In the interim, I’m having a very good time with this National Novel Writing Month business and so are my students. We are all learning a lot about how the creative process works under the stress of meeting word count deadlines and the pure magic of letting the story BE. I’m even looking forward to rewriting this bad-boy in December when there’s “world enough and time.”

I began with a character and nothing else. The story twists and blooms right in front of me every time I sit down to write. My students are blooming as well. They’re writing Shitty First Drafts. They’re woefully behind or stunningly ahead of everyone else. They’re sitting down every single day with the words.

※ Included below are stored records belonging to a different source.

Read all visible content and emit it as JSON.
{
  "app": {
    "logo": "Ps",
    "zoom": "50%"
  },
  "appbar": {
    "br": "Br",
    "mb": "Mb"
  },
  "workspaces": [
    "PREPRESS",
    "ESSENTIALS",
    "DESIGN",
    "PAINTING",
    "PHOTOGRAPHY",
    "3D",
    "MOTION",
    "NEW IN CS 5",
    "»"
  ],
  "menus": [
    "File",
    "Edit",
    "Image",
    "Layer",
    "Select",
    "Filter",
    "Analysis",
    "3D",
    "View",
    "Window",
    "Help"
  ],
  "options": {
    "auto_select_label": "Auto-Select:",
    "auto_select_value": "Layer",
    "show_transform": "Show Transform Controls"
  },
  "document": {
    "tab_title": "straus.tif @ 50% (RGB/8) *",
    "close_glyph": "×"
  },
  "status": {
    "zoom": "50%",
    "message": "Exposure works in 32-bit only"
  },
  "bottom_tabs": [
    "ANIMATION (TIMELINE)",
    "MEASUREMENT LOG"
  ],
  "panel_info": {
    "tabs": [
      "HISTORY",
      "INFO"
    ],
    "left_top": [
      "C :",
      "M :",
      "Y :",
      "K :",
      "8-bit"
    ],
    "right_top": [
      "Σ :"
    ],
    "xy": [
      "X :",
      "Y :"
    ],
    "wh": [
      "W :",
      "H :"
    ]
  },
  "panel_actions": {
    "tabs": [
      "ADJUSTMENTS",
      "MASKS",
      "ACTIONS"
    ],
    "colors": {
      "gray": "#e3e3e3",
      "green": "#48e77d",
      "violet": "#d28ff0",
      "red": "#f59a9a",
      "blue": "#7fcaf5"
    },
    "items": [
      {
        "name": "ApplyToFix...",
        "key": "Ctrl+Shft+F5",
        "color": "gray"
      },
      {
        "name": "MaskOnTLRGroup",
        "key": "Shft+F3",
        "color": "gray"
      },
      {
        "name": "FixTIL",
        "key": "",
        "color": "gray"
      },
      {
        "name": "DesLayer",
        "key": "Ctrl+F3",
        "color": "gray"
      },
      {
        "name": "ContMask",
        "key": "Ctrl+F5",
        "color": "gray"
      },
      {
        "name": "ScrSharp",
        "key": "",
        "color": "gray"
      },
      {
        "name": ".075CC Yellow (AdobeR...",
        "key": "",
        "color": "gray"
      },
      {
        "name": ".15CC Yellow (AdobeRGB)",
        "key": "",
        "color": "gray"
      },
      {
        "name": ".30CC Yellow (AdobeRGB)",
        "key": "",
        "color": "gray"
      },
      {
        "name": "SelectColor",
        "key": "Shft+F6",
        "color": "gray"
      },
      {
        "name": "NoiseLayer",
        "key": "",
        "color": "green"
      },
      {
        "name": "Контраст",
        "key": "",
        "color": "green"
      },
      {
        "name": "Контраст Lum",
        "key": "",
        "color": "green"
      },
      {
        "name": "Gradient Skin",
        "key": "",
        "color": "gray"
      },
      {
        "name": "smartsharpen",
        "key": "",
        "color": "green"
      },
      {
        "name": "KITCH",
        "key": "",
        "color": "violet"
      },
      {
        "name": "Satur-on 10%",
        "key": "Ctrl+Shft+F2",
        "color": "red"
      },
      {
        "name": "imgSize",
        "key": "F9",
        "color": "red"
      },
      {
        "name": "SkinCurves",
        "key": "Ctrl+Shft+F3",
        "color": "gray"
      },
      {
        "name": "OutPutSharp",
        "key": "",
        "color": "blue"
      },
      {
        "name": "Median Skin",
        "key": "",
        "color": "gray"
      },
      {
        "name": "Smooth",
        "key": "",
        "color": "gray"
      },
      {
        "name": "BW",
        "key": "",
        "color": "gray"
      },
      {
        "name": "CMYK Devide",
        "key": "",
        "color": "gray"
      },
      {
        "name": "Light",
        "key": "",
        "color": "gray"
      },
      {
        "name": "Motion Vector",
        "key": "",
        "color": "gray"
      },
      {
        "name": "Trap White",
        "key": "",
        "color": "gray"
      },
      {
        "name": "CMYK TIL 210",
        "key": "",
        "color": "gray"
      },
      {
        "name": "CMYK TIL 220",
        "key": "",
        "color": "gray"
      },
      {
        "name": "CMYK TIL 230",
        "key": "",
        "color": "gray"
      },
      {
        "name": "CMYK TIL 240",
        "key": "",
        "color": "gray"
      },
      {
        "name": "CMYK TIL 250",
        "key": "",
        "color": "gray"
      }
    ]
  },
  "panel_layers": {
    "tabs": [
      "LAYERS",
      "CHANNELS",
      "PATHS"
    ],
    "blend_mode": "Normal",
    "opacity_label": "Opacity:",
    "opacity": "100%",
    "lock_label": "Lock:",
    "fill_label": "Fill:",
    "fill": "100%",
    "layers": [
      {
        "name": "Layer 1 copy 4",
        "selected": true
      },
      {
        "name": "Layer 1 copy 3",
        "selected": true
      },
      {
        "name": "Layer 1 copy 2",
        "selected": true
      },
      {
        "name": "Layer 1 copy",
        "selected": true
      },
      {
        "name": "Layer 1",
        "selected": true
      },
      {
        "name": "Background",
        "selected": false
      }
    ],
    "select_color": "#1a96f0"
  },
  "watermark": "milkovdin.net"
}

They don’t have to write the Next Great American Novel. The NaNo provides writing community so there’s no need for the tortured-novelist-in-a-garret scenario. That’s just a myth anyway. I’m proud of their fortitude and epiphanies and what they’re learning about the work and craft of noveling. The real lessons in craft, of course, always come in rewrite anyway.

So those of you out there frantically slamming out your novels, keep writing. Those of you out there scoffing, keep on telling those damned kids to get out of your yard, I guess. I won’t be reading your crankiness or linking up so others can, but it’s a free blogosphere and you have every right to say what you want. Knock yourselves out.